Analisis mulder ini menguatkan fakta bahwa ritual-ritual yang ada selama ini sebagian sudah diformalkan oleh instansi pemerintahan kita. Seperti ritual “padusan” (kungkum) ini. Dan hebatnya, tradisi ini memang sengaja dilanggengkan sebagai event Pariwisata.
Masih banyak lagi contoh budaya “aneh” yang perlu kita garap untuk diluruskan, dimana proses kebudayaan yang “tersandera” kepentingan uang ini, selain akan berimbas pada aqidah umat Islam, tentunya juga semakin memberikan beban berat dan tantangan bagi dakwah Islam.

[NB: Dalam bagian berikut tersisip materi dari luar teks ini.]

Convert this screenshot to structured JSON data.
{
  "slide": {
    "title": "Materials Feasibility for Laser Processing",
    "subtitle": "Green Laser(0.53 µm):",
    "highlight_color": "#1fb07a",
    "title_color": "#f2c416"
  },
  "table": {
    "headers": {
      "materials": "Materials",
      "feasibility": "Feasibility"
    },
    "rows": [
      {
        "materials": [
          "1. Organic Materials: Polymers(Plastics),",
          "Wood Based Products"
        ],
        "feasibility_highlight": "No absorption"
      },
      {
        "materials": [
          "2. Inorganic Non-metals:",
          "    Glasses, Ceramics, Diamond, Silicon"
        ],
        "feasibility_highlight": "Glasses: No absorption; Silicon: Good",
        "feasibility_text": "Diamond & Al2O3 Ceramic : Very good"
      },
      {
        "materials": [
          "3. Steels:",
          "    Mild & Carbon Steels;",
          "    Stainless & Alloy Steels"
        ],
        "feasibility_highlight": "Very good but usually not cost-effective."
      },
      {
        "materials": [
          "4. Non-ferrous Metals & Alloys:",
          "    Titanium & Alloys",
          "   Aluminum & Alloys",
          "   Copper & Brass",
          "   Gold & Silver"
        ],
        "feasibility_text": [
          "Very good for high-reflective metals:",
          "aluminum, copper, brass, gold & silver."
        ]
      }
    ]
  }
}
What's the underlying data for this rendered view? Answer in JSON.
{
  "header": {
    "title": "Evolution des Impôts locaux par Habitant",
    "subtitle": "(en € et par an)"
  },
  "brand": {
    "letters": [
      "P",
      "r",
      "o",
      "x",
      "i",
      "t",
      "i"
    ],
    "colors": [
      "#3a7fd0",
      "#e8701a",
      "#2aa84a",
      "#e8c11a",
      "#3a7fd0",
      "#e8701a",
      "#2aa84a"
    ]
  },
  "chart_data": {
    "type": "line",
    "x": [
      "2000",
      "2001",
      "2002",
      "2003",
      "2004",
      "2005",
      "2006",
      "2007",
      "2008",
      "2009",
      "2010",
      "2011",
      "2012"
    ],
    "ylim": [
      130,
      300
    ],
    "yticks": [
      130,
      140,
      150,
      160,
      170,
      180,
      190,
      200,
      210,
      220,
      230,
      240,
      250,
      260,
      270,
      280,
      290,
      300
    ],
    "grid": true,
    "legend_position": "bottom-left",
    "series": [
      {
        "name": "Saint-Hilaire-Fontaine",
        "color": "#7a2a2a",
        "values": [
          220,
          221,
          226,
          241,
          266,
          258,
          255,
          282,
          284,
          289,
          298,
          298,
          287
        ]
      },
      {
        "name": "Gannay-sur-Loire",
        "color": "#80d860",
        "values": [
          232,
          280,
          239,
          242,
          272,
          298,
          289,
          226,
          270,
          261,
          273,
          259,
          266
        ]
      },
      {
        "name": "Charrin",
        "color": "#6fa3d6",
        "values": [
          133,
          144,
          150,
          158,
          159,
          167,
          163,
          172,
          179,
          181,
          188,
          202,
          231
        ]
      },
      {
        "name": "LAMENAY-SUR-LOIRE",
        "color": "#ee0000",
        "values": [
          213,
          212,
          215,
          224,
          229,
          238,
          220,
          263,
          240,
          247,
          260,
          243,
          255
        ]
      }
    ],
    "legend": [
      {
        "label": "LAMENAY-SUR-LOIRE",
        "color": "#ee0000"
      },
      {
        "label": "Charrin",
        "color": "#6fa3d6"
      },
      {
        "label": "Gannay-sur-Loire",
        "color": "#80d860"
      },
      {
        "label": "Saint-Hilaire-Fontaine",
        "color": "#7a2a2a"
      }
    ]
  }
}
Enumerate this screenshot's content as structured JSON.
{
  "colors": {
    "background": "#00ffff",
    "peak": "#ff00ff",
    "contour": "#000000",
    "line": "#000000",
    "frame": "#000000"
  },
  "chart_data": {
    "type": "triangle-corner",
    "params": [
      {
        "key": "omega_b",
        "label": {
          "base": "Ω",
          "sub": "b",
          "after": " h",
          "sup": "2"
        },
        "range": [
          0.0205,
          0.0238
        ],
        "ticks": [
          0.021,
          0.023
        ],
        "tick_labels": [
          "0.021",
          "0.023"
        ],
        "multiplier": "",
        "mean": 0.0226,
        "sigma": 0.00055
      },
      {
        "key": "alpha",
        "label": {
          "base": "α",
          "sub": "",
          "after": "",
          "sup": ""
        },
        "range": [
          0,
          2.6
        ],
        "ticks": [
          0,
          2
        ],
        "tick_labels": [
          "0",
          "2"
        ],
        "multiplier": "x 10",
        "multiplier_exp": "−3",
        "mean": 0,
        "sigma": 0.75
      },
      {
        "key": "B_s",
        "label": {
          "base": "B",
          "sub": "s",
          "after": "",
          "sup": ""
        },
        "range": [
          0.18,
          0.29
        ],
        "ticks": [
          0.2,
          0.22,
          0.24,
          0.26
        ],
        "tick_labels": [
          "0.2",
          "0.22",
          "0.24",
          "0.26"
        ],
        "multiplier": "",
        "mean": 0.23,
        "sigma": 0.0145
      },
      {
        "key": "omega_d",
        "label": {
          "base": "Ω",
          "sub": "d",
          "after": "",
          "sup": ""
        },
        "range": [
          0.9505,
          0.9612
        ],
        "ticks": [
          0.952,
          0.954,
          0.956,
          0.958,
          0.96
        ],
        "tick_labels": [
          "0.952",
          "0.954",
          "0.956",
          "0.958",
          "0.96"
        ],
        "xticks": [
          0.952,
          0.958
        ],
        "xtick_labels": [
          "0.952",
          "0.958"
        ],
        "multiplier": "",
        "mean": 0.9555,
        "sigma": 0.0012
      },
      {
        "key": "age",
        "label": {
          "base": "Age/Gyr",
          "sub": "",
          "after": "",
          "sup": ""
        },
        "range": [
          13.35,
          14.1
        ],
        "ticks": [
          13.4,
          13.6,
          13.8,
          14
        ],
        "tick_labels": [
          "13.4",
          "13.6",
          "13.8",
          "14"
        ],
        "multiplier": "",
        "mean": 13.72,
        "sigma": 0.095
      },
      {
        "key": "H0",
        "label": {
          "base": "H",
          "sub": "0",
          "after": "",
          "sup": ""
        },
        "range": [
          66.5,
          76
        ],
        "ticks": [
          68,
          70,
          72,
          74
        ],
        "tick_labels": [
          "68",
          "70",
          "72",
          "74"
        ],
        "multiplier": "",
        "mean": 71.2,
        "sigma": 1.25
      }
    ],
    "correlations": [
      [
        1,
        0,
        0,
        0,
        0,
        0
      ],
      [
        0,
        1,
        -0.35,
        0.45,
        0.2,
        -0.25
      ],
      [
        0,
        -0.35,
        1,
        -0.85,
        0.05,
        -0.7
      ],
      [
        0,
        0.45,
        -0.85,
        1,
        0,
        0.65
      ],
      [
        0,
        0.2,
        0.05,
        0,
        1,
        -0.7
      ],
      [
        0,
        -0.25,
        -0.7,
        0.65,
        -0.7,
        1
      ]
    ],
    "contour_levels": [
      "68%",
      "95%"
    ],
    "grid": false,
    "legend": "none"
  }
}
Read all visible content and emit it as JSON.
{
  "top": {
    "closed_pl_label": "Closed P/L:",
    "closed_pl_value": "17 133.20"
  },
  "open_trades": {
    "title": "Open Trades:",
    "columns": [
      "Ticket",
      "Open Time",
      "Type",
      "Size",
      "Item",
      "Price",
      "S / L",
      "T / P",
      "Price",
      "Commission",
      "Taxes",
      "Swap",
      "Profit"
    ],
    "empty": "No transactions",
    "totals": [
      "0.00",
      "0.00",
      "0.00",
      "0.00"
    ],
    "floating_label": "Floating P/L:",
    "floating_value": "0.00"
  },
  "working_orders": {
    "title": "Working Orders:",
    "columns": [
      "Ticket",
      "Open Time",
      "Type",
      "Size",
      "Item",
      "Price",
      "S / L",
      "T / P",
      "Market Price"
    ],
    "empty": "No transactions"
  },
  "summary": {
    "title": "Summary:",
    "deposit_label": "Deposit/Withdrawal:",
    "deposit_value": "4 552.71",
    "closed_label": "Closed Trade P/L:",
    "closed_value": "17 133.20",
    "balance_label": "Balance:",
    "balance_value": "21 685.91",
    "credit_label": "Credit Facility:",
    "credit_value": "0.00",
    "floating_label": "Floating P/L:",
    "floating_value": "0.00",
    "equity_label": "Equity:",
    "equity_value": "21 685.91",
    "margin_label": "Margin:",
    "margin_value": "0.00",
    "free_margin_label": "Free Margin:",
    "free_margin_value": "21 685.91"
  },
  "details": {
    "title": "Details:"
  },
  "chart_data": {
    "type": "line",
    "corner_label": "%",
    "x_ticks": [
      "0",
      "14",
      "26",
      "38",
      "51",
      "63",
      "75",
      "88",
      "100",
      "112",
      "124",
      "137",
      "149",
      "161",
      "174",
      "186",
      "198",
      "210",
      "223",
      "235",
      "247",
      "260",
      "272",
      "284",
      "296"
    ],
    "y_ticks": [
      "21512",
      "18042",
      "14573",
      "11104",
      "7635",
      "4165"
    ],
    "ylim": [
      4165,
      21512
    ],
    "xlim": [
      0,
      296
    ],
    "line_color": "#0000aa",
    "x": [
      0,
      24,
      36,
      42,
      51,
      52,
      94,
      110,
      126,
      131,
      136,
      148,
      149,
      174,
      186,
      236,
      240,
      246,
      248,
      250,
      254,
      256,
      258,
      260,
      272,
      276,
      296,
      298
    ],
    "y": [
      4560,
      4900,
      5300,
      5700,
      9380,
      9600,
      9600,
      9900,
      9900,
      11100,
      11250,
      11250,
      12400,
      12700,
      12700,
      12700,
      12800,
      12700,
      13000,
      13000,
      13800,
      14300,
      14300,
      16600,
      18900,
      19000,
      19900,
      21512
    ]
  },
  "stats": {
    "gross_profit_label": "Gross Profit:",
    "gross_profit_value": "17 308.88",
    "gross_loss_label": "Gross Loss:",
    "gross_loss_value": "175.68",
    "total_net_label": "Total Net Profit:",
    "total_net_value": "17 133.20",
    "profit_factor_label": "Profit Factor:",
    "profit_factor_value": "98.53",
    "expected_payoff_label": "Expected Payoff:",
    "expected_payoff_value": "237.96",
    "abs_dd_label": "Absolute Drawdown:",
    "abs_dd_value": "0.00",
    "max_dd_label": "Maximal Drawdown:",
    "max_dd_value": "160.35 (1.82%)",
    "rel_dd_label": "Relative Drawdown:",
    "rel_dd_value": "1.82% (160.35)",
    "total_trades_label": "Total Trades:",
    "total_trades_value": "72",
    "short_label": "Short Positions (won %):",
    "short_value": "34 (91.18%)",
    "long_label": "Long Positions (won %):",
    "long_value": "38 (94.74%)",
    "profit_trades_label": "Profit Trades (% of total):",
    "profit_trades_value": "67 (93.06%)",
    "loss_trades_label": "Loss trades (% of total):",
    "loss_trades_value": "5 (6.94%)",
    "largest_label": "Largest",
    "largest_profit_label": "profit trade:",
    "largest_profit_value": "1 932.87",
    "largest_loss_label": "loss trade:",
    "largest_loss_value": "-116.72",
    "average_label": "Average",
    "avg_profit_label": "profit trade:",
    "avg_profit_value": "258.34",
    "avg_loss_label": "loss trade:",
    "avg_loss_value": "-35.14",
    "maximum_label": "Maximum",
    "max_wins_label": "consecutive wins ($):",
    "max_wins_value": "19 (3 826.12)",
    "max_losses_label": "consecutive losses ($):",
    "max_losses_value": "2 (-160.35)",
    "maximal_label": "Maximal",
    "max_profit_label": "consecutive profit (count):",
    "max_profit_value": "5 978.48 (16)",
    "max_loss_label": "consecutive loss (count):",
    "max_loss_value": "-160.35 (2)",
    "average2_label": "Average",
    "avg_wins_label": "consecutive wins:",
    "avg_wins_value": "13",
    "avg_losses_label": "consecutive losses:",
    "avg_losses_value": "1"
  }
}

            Islam Memberi Solusi?
            Solusi paling tepat dalam mendakwahinya, sekaligus sebagai wahana jihad amar ma'ruf nahi munkar dalam Islam adalah melakukan berbagai pendekatan secara persuasif dan memberi contoh produk khasanah Islam yang sudah ditawarkan Muhammad.
Diantaranya adalah:
Pertama, Pendekatan adat-istiadat. Pendekatan ini dilakukan dengan memilih dan memilah mana adat-Istiadat yang sesuai Islam dan mana yang menyimpang,
Kedua, Berintegrasi. Bergabung dan menyatu dengan sekelompok masyarakat yang mempunyai ritualaneh”. Metode ini  sangat praktis, asalkan kita tidak ikut tenggelam dalam kebiasaan dan keyakinan budaya aneh itu,
Ketiga, Pendekatan formal. Pendekatan yang di dukung oleh instansi-instansi resmi seperti pejabat pemkab, aparatur desa, ormas keagamaan legal, dan instansi lainnya agar jangan memberi ruang gerak terhadap industri pariwisata yang bersifat materialis dan mengandung keharaman.
Keempat, Meniru budaya Islam. Muhammad adalah teladan yang sangat tepat, sehingga para ahli mencatat bahwa Muhammad adalah orang tersukses dan tercepat dalam melakukan suatu perubahan besar dan mendasar pada kehidupan masyarakat. (wa Allahu a'lam bi al-Shawab).